I had the rare good fortune to have a quiet meal with Tom Jones in the conference room in between two of Tom’s appearances that day. Tom had just finished an in-depth reading of “Bringing Columbia Home.” I was flattered that he had so many nice things to say about the book and the anecdotes that had most impressed him. Tom’s always been one of my favorite astronauts, and I feel so lucky that I’ve gotten to know him over the years since we used to run into each other at one of our favorite hangouts, Cafe Sano in Reston.
Mike arrived after lunch. Tracy took Mike around for a short tour. While they were in the Apollo 11 exhibit, I ran into Belinda Gay, who was attending the Space Exploration Educators Conference (SEEC) at the space center. While I was talking to her, Rene Arriens also came by. Rene was on the closeout crew in the shuttle White Room. He was also a searcher in Sabine County during the Columbia recovery. He’d never met Belinda before. When he started to recall his experiences in Sabine County, his emotions began to bubble to the surface. It didn’t help that I told him that Belinda had been responsible for the meals he ate in Hemphill’s VFW hall. The two of them shared a tearful hug. What a powerful moment that was, and I felt privileged to witness it.

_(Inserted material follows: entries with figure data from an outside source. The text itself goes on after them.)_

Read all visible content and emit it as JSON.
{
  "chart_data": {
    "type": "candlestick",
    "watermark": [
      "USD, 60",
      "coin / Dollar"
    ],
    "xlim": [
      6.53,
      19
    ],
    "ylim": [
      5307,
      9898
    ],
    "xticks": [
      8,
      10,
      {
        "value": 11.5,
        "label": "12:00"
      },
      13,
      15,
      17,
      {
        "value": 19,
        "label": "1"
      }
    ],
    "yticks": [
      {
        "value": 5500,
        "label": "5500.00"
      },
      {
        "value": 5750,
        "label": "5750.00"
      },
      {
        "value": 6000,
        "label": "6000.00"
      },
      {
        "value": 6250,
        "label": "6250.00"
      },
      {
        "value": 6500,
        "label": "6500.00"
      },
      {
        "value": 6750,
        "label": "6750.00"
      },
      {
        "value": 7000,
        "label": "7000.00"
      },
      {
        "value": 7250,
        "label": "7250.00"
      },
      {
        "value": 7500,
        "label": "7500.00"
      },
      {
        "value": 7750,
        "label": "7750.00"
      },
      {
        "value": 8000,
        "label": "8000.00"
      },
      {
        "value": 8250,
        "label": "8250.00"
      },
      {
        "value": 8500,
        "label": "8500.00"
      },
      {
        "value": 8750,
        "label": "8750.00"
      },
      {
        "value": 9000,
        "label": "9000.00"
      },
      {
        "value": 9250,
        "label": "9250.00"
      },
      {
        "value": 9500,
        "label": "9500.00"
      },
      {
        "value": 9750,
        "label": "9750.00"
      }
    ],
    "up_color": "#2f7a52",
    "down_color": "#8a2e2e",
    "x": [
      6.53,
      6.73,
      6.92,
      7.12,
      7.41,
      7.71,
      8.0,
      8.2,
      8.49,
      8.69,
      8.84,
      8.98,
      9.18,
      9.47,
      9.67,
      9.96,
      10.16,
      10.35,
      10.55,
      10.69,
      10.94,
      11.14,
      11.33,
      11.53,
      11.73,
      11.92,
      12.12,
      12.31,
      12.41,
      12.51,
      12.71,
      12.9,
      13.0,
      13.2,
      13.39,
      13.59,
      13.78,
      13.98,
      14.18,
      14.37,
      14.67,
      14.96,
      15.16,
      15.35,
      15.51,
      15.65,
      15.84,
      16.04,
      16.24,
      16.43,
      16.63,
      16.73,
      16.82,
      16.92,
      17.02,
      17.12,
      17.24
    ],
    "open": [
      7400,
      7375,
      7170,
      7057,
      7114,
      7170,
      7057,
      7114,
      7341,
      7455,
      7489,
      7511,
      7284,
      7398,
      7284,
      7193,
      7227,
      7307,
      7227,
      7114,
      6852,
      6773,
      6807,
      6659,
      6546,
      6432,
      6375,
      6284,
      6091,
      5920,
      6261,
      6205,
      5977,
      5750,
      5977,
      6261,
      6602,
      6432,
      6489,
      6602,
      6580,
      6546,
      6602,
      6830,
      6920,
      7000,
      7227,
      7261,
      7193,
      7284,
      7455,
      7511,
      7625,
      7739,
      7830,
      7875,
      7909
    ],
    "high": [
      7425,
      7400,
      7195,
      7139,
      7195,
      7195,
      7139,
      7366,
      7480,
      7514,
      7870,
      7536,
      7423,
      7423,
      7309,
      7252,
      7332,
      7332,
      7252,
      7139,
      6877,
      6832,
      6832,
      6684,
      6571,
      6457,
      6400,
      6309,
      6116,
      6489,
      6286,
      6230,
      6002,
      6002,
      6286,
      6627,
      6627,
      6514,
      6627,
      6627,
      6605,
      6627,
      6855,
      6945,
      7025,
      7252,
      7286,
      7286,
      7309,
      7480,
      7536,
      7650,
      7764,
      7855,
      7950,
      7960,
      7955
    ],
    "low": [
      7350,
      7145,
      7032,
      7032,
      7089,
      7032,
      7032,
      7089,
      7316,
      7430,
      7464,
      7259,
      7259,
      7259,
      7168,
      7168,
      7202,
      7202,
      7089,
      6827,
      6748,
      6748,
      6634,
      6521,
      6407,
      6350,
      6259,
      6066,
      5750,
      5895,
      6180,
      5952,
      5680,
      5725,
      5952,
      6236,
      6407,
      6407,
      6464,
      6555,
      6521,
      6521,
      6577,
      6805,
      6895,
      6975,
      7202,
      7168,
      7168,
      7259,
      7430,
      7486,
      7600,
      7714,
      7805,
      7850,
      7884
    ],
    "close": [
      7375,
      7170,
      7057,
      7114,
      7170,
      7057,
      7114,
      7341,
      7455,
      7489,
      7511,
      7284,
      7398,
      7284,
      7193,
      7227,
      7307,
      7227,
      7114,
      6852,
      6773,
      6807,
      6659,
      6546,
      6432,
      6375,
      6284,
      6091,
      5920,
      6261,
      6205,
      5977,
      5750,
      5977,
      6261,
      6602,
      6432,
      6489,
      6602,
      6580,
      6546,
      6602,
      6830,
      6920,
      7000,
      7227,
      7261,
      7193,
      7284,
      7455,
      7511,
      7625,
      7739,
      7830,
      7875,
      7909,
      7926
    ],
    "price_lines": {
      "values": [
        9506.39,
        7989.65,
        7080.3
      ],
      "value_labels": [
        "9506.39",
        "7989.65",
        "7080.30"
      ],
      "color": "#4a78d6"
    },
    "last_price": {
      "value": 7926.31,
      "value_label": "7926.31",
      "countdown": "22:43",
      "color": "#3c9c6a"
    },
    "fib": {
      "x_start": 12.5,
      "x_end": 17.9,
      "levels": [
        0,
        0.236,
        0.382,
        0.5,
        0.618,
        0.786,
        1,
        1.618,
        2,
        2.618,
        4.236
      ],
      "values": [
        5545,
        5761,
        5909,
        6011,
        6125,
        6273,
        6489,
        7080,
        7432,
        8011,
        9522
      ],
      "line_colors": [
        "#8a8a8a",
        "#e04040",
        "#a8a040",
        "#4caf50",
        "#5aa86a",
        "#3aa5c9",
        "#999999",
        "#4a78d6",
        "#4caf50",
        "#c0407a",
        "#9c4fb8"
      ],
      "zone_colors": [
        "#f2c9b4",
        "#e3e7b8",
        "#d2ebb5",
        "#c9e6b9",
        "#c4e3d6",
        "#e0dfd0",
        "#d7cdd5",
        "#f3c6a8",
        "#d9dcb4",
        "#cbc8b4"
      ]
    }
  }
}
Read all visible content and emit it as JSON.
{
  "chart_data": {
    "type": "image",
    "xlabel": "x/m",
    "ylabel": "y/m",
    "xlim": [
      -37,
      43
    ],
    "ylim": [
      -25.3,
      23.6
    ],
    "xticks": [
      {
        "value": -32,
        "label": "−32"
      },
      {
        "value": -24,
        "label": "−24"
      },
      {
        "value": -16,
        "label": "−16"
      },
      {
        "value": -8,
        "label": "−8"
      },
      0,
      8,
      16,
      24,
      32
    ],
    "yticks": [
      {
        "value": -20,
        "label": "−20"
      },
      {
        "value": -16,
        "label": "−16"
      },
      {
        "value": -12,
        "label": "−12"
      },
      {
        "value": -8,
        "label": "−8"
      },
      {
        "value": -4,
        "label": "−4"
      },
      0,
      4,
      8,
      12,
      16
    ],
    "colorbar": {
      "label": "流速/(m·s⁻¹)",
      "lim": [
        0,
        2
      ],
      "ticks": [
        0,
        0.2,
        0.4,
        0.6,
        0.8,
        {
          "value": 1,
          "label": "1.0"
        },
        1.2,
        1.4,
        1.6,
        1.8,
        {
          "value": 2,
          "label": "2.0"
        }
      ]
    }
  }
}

Mike and I delivered our presentation to the SEEC as the keynote speakers for the last day. We were in an IMAX-size theater, and they had opened it up to any visitors who wanted to attend. Our audience was therefore a mix of educators and the public. But everyone seemed very interested in what we had to say about that remarkable time in history. Mike and I pointed out Belinda in the audience when we talked about the volunteer effort, and she got a big round of applause. We had some great questions, such as how educators might petition to use Columbia debris in the classroom. Mike encouraged them to submit applications. I concluded with a few comments about the divisive mood of the country during the accident recovery, and that if we could put differences aside then, we could certainly do so now to accomplish important work.
After the talk, we signed books in front of the gift shop. In the course of 1-1/2 hours, we signed more than 120 books for some very enthusiastic educators. I met several fellow Solar System Ambassadors, which I enjoyed very much. Many families also came through. One young fellow at the end asked for advice on how to become an astronomer. He thought I was an astronaut! I set him straight—but I did feel compelled to show him some photos from my zero-G flight in 2016!
And so concluded the Texas leg(s) of our book tour. What a magical time it’s been. I have really enjoyed the enthusiastic reception the book has gotten, and it’s been a real thrill to meet so many interested people. I heard a lot of stories about what it was like to witness the accident and live through the aftermath. It all just goes to deepen my respect for the people who took part in this incredible time in our nation’s history.
Mike and I fly to our respective homes on Monday to catch our breath and relax in familiar surroundings. But we’ll be back on the road later on in the week. We’ll be signing books at the Smithsonian’s Udvar-Hazy Center in Chantilly, Virginia next Sunday (February 11) from 12:00-3:00. Our presentation at the NASM in downtown Washington, DC will be on Monday, February 12 from 2:00-2:30.